Females were found to have a higher incidence of balanitis, attributed to recurrent infections due to poor glycemic control. Similarly, burning micturition was more common among females, likely linked to higher rates of urinary tract infections and delayed healthcare-seeking behavior. Fatigue was also reported more frequently by females, potentially due to anemia, hypothyroidism, or greater psychological stress associated with caregiving roles [14].

 

Conversely, males exhibited distinct symptomatology, including a higher prevalence of burning sensations in the legs and eyes. Peripheral neuropathy leading to burning sensations in the legs might be more pronounced in males due to a combination of vascular complications and earlier onset of nerve damage [15]. Dry mouth, polyphagia, polyuria, and polydipsia were also more commonly reported in males, reflecting their tendency toward more severe hyperglycemia at diagnosis. Nocturia was particularly prevalent in males, potentially linked to prostate-related issues in addition to diabetes [16].

 

These gender-specific differences in symptomatology underscore the need for tailored approaches to diagnosis and treatment. For instance, females may benefit from improved screening for urinary and genital infections, as well as interventions addressing fatigue and overall health awareness.

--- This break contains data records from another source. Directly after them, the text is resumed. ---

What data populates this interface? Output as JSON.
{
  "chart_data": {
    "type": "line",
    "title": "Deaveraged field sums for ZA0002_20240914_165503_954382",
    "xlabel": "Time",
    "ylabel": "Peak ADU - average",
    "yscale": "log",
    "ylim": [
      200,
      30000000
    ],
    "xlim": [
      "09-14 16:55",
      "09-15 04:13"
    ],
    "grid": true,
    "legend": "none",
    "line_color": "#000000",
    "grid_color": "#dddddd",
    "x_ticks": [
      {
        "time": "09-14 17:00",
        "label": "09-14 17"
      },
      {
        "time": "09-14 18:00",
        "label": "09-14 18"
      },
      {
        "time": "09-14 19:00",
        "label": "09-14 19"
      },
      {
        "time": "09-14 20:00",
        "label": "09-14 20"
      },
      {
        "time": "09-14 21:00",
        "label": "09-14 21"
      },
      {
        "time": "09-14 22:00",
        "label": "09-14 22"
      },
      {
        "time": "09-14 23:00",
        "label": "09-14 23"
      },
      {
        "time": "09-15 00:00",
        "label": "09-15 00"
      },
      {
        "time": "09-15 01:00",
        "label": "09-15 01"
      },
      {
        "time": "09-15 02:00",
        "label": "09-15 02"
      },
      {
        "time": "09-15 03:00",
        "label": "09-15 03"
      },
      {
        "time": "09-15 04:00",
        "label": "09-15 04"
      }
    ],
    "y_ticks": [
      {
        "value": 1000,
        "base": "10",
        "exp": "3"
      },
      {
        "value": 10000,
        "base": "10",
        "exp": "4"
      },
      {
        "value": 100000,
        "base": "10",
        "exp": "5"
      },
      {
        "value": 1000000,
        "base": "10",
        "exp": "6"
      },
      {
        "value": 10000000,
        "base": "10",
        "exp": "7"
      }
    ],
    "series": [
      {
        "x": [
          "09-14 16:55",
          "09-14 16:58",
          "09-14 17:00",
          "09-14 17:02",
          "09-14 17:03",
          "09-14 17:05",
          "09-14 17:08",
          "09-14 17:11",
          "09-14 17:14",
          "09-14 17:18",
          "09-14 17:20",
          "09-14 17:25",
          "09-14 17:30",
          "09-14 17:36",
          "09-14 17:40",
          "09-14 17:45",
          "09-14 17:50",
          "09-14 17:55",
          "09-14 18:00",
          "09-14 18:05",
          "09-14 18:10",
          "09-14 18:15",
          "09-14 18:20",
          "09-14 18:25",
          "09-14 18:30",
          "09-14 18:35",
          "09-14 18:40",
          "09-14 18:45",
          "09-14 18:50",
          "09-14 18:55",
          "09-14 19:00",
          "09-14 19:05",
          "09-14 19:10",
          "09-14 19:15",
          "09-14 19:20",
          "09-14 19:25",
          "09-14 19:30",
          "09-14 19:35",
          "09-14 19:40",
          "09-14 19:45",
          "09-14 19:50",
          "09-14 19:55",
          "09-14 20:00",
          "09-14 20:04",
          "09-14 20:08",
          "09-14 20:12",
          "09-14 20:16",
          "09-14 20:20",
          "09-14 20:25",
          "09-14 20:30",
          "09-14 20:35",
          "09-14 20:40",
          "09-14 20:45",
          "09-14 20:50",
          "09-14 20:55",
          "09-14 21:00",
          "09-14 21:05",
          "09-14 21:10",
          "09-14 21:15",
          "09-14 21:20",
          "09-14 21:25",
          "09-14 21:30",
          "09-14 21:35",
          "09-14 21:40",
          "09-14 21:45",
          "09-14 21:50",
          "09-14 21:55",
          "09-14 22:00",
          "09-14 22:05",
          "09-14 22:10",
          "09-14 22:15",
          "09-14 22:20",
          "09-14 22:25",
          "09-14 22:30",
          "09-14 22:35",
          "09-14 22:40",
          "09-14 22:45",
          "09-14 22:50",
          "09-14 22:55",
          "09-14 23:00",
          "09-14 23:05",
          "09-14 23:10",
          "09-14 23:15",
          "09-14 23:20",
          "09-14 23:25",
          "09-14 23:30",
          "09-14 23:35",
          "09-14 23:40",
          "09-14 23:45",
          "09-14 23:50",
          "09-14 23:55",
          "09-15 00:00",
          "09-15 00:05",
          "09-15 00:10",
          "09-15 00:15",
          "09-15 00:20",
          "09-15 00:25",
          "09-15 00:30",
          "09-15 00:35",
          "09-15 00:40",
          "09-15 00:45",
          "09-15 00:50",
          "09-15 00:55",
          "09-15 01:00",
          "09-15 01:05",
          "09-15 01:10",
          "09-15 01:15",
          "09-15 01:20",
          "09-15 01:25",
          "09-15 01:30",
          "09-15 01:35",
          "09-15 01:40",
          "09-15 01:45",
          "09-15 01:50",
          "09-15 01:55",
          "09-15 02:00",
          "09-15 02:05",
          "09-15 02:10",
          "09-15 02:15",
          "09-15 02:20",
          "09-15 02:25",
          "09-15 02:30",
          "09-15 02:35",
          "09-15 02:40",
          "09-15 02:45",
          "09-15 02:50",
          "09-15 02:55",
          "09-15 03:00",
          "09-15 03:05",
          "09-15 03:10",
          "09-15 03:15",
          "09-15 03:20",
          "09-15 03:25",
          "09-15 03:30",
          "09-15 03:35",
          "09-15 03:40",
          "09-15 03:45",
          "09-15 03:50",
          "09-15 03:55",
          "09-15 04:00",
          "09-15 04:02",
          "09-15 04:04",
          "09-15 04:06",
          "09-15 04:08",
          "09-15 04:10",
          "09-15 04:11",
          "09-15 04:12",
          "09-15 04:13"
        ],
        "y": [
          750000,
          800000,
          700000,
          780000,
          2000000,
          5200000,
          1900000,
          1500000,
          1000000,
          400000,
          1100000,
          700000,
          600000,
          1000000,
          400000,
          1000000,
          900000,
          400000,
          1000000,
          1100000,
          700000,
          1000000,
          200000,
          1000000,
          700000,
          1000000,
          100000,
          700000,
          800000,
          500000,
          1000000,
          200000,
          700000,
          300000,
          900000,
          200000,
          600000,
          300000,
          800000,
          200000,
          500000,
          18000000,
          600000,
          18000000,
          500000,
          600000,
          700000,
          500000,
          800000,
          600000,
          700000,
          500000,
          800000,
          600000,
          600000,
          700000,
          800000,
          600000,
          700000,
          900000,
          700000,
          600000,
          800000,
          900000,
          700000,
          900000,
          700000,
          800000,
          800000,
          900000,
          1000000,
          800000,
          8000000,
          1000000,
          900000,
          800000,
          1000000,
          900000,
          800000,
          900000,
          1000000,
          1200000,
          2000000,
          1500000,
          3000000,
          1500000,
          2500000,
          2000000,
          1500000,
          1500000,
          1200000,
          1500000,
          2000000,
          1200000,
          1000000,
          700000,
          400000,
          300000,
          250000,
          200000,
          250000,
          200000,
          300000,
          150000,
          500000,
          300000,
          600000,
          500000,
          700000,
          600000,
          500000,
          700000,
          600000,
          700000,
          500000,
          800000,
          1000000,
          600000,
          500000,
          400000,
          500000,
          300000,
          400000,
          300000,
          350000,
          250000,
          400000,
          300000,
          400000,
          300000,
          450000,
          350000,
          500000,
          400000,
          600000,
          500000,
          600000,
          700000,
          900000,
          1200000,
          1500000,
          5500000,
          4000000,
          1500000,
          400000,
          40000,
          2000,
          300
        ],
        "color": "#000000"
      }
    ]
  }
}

In contrast, males may require earlier screening for neuropathy and glycemic control strategies to mitigate hyperglycaemia-related symptoms [17].

 

The findings also highlight the role of social, cultural, and biological factors in shaping the presentation of T2DM. Gender-sensitive education programs aimed at raising awareness about specific symptoms could aid in early detection and management. Understanding these differences can guide clinicians in adopting a holistic approach to diabetes care that considers the unique needs of both men and women [18, 19].

 

Conclusion

The study concludes with significant BMI differences between male and female T2DM patients. Patients with these characteristics require special consideration, and health-care providers must be conscious of the possible complications of patient subgroups based on clinical characteristics of DM. Clinical management in DM care should include attempts to symptomatic therapies in this regard.

 

Conflicts of interest

Authors declare no conflicts of interest.